Parsed and Audio-Aligned Corpus of Bilingual Russian Child Speech (BiRCh)
Brandeis University, Waltham MA
Investigators
Abstract
Language, thought, and culture are intricately connected, but the way this relationship plays out over the lifespan of an individual, especially a bilingual person, is not well understood. Bilinguals constitute a large portion of the US population and around the world. This project researches the language of bilingual speakers in Russian immigrant communities to gain a better understanding of fundamental properties of linguistic knowledge, language acquisition and maintenance, the nature of language variation and change, and stability of native speaker knowledge. Studying the language of immigrants is also important, because it will help build understanding and respect for these often stigmatized linguistic practices. The large, open-access database of bilingual and monolingual Russian speech created during the project will allow education policy makers and practitioners to make appropriate decisions concerning bilingual children in American schools and to create educational resources for heritage speakers of Russian who are an invaluable language resource for the country. Ultimately, this database can also help natural language processing applications for Russian, such as enhancing opportunities for cross-cultural communication online, and making new and less available publications quickly accessible through summarization and machine translation.
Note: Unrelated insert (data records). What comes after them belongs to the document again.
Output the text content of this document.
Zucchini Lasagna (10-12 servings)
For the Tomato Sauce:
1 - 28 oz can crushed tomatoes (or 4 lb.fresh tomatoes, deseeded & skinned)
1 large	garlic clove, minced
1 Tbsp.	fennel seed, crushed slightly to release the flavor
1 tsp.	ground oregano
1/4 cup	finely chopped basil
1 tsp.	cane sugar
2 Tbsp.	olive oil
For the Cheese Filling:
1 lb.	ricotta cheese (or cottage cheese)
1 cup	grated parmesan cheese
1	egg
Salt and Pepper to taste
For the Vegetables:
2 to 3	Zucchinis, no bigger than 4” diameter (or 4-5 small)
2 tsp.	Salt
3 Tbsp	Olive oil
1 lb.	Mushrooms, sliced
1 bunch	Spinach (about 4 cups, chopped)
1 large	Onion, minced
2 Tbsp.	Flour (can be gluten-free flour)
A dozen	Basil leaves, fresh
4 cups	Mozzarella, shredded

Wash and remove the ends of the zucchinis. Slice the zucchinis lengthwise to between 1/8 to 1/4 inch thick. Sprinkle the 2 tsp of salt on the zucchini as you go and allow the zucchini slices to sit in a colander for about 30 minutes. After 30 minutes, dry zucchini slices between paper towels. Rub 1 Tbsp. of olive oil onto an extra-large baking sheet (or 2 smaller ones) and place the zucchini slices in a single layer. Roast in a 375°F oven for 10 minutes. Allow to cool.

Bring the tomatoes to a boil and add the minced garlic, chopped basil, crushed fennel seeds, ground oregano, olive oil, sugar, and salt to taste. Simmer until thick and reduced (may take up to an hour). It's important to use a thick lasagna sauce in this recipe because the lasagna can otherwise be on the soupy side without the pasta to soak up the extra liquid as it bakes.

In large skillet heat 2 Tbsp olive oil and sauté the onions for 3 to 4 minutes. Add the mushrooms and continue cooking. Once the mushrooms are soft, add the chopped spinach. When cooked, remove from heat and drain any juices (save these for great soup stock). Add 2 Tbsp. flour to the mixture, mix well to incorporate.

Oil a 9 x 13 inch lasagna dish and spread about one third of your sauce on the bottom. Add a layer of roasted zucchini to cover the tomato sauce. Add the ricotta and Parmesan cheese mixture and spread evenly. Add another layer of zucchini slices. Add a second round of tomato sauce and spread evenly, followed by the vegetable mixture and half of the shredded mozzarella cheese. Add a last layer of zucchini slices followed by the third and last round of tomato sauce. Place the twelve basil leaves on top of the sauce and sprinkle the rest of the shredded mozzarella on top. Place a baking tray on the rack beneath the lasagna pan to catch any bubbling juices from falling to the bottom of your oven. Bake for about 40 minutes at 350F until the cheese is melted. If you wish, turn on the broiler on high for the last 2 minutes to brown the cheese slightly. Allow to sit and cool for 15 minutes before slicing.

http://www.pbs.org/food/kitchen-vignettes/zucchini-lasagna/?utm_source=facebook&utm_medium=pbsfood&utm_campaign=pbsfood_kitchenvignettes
The project will construct an open-access online database documenting the speech of two types of bilinguals: émigré adults and young bilingual children in Russian-speaking families in the US and Germany, with a control group of monolingual families with small children in Russia. This first-of-its-kind database will serve as a tool for comparing linguistic behavior across populations and over time, investigating correlations between grammatical, lexical, and sociolinguistic variables. It will contain audio-aligned transcripts and will be annotated for morphology (e.g., "feminine noun") and syntax (e.g., "relative clause"), which will allow researchers to study frequencies of constructions in both the parents' and children's speech. The database will enable researchers to tease apart several possible causes of the differences between the home language of bilingual children and adults, and the speech of monolinguals: normal processes of language change or the influence of the majority language and culture; incomplete learning or forgetting of the home language; or universal cognitive and linguistic principles.